[25th book of 2021. No artist for this review, nothing occurred to me or made an impression.]
Near my house is a road that snakes off from the long and smooth tarmac of Queen Street. The change from Q. Street to this road is quite remarkable, being so sudden. The houses are all the same dirty white; there are bits of wood, tiles, tarpaulins and chunks of rubble in gardens and by the side of the road; the cars are all in the same state of disrepair, with taped bodies, sagging bumpers and flat tyres. One of the houses has a large garden that holds a tired and broken swing-set, an old trampoline and a slide that I've never seen upright. Amidst this pocket is a house with a gazebo outside, postered walls and leaflet boxes. I try and avoid the house as it usually puts me in a bad mood. The posters say things like "The Con-You Virus" or "Masks Won't Save You, But Jesus Will"; I have nothing against Christianity of course, only their perception of it. Their blind ignorance and, seemingly, lack of true Christian values reminded me of Jed Parry in this novel.

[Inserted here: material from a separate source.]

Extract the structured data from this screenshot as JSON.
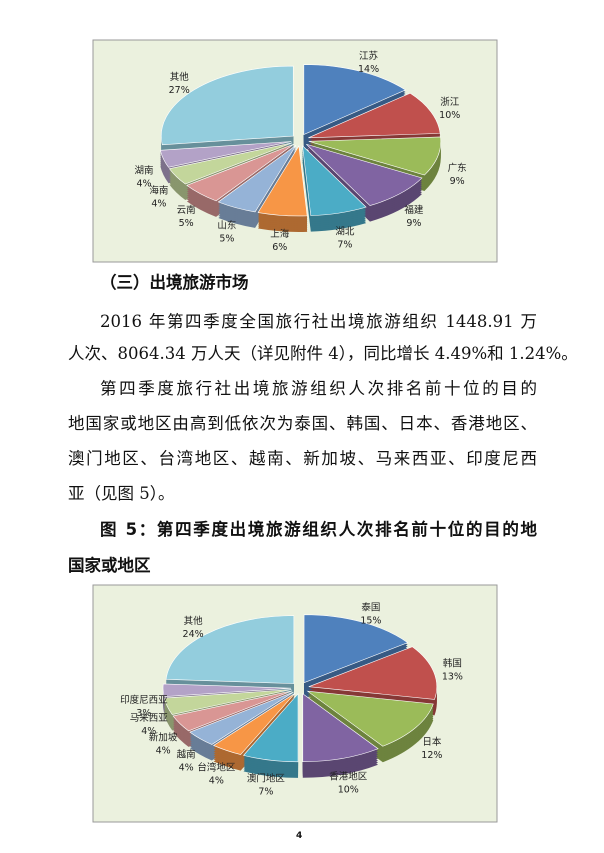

This is my 9th McEwan novel, which is quite a lot for an author I don't particularly like. I've told the story many times: my ex-housemate and I split his novels in half to read half each, because neither of us liked him. Why? Good question. Either way, halfway was 8 novels each; I've read my 8 and yet here I am still. I think part of us wanted to, 1. see if McEwan had any good novels and 2. have the right to argue our distaste for him by having read, at least between us, all his books. And yet, finishing my 8, I realised I hadn't read his two famous ones: Atonement and this. We are in the midst of McEwan March, which we did last year, where we try and read at least 2 of his books in this month. I'll get to Atonement before the month is out.
Enduring Love begins with a rather unique accident—a hot air balloon disaster. It's well written and gets the novel off to a compelling start. Narrator Joe Rose and his girlfriend Clarissa Mellon are present, as is Jed Parry, and others. This deadly accident they witness—have a part in?—brings Jed Parry and Joe Rose's lives together. The former is a stalker. He rings him. He waits outside his house. He follows him. This element of the plot was fairly interesting and Parry is well-written, his voice, his letters, they are disturbing and oddly believable.
Sadly, the rest of the novel is orbiting this. McEwan, as I've found, likes science. He also likes cramming science in wherever he can. A simple scene is derailed by scientific thought, scientific jargon, scientific history. His characters' think about science. I thought that in this novel it would make more sense: Joe Rose attempts to "identify", using science, why Jed Parry is obsessed with him. It has a part in the novel but it's so poorly executed. Then again, this is perhaps down to personal taste. I have zero interest in science and hate to read it because it bores me. Maybe McEwan writes brilliant novels to someone who loves reading and science in equal part.
On top of the science spiels, the plot also unwinds further from reality as it progresses, which is another McEwan trait I've found. The hot air balloon accident is unusual but not completely fantastical, but slowly things begin happening, the "drama" increases and I began losing interest. The "psychological novel" it was attempting to be was eventually dropped in favour of an action-packed end. I'm not surprised it was made into a movie, because removing all the internal science thought, it is a "good" story, I guess. Apparently the movie isn't great though. I was surprised to see Daniel Craig as Joe Rose, the apparently unattractive (by his own standards) science nerd.
Next up is Atonement, then I've read most of them. The only novels I haven't read after that are:
The Comfort of Strangers, Saturday, Sweet Tooth, The Children Act, Nutshell (which I may read, as said friend didn't hate it, surprisingly), and Cockroach (which looks so awful I might read it).
Of all the McEwan novels still only two have impressed me properly: The Child in Time and Black Dogs. Ironically, I've seen these two novels stamped on by McEwan fans.